Purely “data-driven”
There is no doubt that the introduction of AlphaCode represents a substantial step in the development of machine learning models.
Interestingly, AlphaCode does not contain explicit built-in knowledge about the structure of computer code.
Instead, it relies on a purely "data-driven" approach to writing code, which is to learn the structure of computer programs by simply observing large amounts of existing code.
Article address: https://www.science.org/doi/10.1126/science.add8258
Fundamentally, what makes AlphaCode better than other systems on competitive programming tasks comes down to two main attributes:
1. Training Data
2. Post-processing of candidate solutions
But computer code is a highly structured medium and programs must adhere to a defined syntax , and must produce explicit pre- and post-conditions in different parts of the solution.
The method used by AlphaCode when generating code is exactly the same as when generating other text content - one token at a time, and the correctness of the program is only checked after the entire program is written. .
Given the appropriate data and model complexity, AlphaCode can generate coherent structures.

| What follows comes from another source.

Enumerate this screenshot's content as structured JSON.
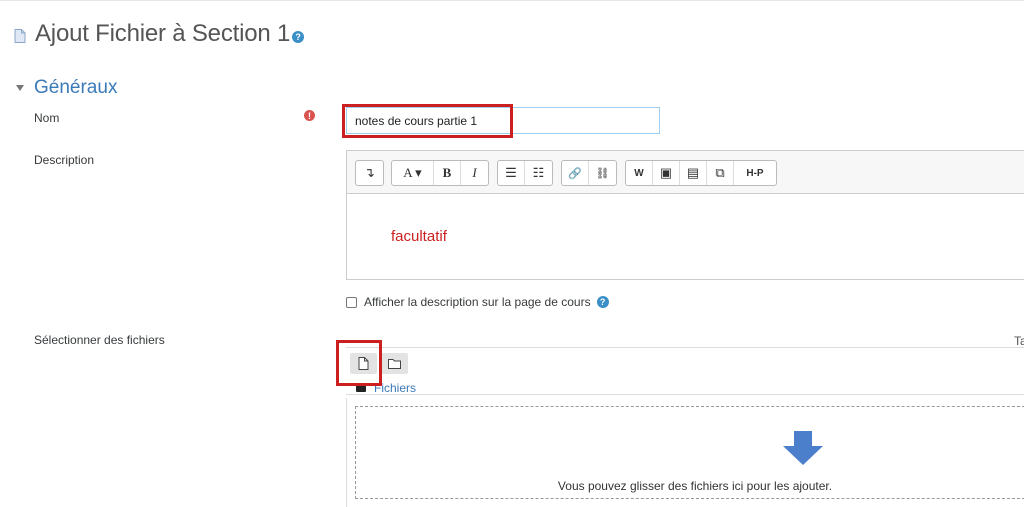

However, the final recipe for this sequential generation procedure is buried deep within the parameters of LLM and is elusive.
However, regardless of whether AlphaCode can really "understand" programming problems, it does reach the average human level in coding competitions.
"Solving programming competition problems is a very difficult thing and requires humans to have good coding skills and problem-solving creativity. AlphaCode is able to achieve success in this field I'm impressed with the progress and excited to see how the model uses its statement understanding to generate code and guide its stochastic exploration to create solutions."
—Petr Mitrichev, Google software engineer and world-class competitive programmer
AlphaCode placed in the top 54% of programming competitions, demonstrating how deep learning models require critical thinking potential in the task of thinking.
These models elegantly leverage modern machine learning to express solutions to problems as code, harkening back to AI’s symbolic reasoning roots from decades ago.
And this is just the beginning.
In the future, more powerful AIs that can solve problems will be born. Perhaps this day is not far away.
The above is the detailed content of Super programmed AI appears on the cover of Science! AlphaCode Programming Contest: Half of the Programmers Are Contested. For more information, please follow other related articles on the PHP Chinese website!

Hot AI Tools

Undresser.AI Undress
AI-powered app for creating realistic nude photos

AI Clothes Remover
Online AI tool for removing clothes from photos.

Undress AI Tool
Undress images for free

Clothoff.io
AI clothes remover

Video Face Swap
Swap faces in any video effortlessly with our completely free AI face swap tool!

Hot Article

Hot Tools

Notepad++7.3.1
Easy-to-use and free code editor

SublimeText3 Chinese version
Chinese version, very easy to use

Zend Studio 13.0.1
Powerful PHP integrated development environment

Dreamweaver CS6
Visual web development tools

SublimeText3 Mac version
God-level code editing software (SublimeText3)

Hot Topics











Using the chrono library in C can allow you to control time and time intervals more accurately. Let's explore the charm of this library. C's chrono library is part of the standard library, which provides a modern way to deal with time and time intervals. For programmers who have suffered from time.h and ctime, chrono is undoubtedly a boon. It not only improves the readability and maintainability of the code, but also provides higher accuracy and flexibility. Let's start with the basics. The chrono library mainly includes the following key components: std::chrono::system_clock: represents the system clock, used to obtain the current time. std::chron

DMA in C refers to DirectMemoryAccess, a direct memory access technology, allowing hardware devices to directly transmit data to memory without CPU intervention. 1) DMA operation is highly dependent on hardware devices and drivers, and the implementation method varies from system to system. 2) Direct access to memory may bring security risks, and the correctness and security of the code must be ensured. 3) DMA can improve performance, but improper use may lead to degradation of system performance. Through practice and learning, we can master the skills of using DMA and maximize its effectiveness in scenarios such as high-speed data transmission and real-time signal processing.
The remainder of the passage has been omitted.